The sports car the Nyobolt battery was fitted into achieve a range of 120 miles over four minutes. The batteries require powerful 350kW DC superfast chargers that are publicly available in the UK but are not widespread.
The company does not plan on manufacturing its own vehicles but intends to partner with existing car brands at a small scale within the year. Nyobolt claims to have minimised degradation noting that its battery still charges to 80% after 4,000 cycles.
A full cycle is a charge from 0%-100%, but doesn't have to be used all at once. So two charges of 50% would count as one cycle.
The demonstration was achieved with a specially-built concept sports car on a test track in Bedford, as part of an industry-wide effort to get EVs charging faster. A live audience of industry professionals was invited to witness the event but challenges, including the UK heatwave, prevented the firm from recreating laboratory results, where they could charge from 0% to 100% in six minutes.

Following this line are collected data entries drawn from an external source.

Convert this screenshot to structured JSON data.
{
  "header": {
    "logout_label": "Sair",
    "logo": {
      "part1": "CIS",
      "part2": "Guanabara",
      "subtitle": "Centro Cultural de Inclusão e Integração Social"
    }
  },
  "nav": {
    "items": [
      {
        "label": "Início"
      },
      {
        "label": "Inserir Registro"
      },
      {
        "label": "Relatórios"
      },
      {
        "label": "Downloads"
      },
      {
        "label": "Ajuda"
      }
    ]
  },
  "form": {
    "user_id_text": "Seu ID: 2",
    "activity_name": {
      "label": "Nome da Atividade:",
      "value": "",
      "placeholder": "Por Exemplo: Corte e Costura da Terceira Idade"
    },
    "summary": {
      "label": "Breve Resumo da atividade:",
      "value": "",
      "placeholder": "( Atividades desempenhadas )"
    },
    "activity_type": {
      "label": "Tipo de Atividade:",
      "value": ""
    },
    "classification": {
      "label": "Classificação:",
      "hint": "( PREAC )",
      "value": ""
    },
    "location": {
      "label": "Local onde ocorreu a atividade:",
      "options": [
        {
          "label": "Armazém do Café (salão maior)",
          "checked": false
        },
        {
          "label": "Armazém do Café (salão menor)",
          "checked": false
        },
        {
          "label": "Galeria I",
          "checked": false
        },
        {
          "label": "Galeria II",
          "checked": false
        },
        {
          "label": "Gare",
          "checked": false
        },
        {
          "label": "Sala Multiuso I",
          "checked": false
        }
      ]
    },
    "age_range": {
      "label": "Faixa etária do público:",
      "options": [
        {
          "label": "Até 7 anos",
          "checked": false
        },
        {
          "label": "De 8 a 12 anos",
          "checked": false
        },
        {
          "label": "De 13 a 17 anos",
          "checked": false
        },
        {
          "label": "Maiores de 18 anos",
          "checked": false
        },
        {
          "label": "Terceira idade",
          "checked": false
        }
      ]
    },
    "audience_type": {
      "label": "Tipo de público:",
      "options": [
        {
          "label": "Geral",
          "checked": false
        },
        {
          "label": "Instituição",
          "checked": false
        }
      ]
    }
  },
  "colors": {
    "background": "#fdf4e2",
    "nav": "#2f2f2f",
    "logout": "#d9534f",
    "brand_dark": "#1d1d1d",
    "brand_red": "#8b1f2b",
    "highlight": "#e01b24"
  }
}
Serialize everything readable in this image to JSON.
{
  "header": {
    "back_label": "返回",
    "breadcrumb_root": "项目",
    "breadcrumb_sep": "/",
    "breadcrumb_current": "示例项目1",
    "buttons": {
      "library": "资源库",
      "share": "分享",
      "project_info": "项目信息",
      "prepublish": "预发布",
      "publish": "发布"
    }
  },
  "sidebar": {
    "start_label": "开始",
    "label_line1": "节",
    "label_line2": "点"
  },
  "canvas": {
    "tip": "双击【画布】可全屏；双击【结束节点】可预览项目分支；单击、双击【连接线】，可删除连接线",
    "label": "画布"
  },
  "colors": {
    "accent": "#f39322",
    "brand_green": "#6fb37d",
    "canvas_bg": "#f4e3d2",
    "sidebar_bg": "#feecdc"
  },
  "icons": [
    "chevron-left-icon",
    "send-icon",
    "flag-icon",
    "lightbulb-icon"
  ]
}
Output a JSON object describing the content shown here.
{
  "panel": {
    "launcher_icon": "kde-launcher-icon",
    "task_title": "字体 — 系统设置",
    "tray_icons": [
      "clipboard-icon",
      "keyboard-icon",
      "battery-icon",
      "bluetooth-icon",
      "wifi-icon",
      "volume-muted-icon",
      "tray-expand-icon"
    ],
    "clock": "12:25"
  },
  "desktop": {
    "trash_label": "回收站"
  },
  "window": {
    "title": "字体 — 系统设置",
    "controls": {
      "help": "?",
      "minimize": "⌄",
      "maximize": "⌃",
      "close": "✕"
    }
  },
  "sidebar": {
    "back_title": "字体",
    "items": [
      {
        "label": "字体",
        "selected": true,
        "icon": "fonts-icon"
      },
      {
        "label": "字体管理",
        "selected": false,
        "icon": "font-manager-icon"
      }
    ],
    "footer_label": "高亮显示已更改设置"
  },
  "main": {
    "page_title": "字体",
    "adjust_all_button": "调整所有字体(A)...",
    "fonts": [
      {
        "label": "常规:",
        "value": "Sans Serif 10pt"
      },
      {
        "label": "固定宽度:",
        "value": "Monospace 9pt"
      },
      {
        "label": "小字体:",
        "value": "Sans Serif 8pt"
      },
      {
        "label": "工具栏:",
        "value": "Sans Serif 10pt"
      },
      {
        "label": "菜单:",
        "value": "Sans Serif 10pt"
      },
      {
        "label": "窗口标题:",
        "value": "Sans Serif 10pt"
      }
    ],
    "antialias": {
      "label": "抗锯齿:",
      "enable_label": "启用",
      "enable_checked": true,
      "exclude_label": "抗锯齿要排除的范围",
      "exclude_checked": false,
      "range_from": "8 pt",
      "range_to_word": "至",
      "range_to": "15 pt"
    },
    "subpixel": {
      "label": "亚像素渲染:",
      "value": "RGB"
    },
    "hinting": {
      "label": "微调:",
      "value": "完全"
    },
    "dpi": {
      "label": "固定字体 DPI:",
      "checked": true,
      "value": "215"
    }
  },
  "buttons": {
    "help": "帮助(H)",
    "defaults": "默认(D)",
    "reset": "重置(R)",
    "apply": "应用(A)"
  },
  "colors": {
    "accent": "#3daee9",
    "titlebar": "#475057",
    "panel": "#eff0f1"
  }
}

Dr Sai Shivareddy, Co-Founder of Nyobolt, told the BBC that the event was “a big milestone for electrification”, and joked that his own car was still charging, having plugged it in when he arrived earlier that day.
Though more corporations are participating in this race to develop faster-charging batteries, such as Toyota's development of a solid state battery which could charge in ten minutes and last 1,200km last year, barriers around EV infrastructure still remain.
“Electric cars really aren’t limited by the batteries anymore,” said Dr Edward Brightman, Lecturer in chemical engineering at Strathclyde University to the BBC. "We urgently need to upgrade the grid and deploy rapid chargers with the capability to deliver the charge to the battery.”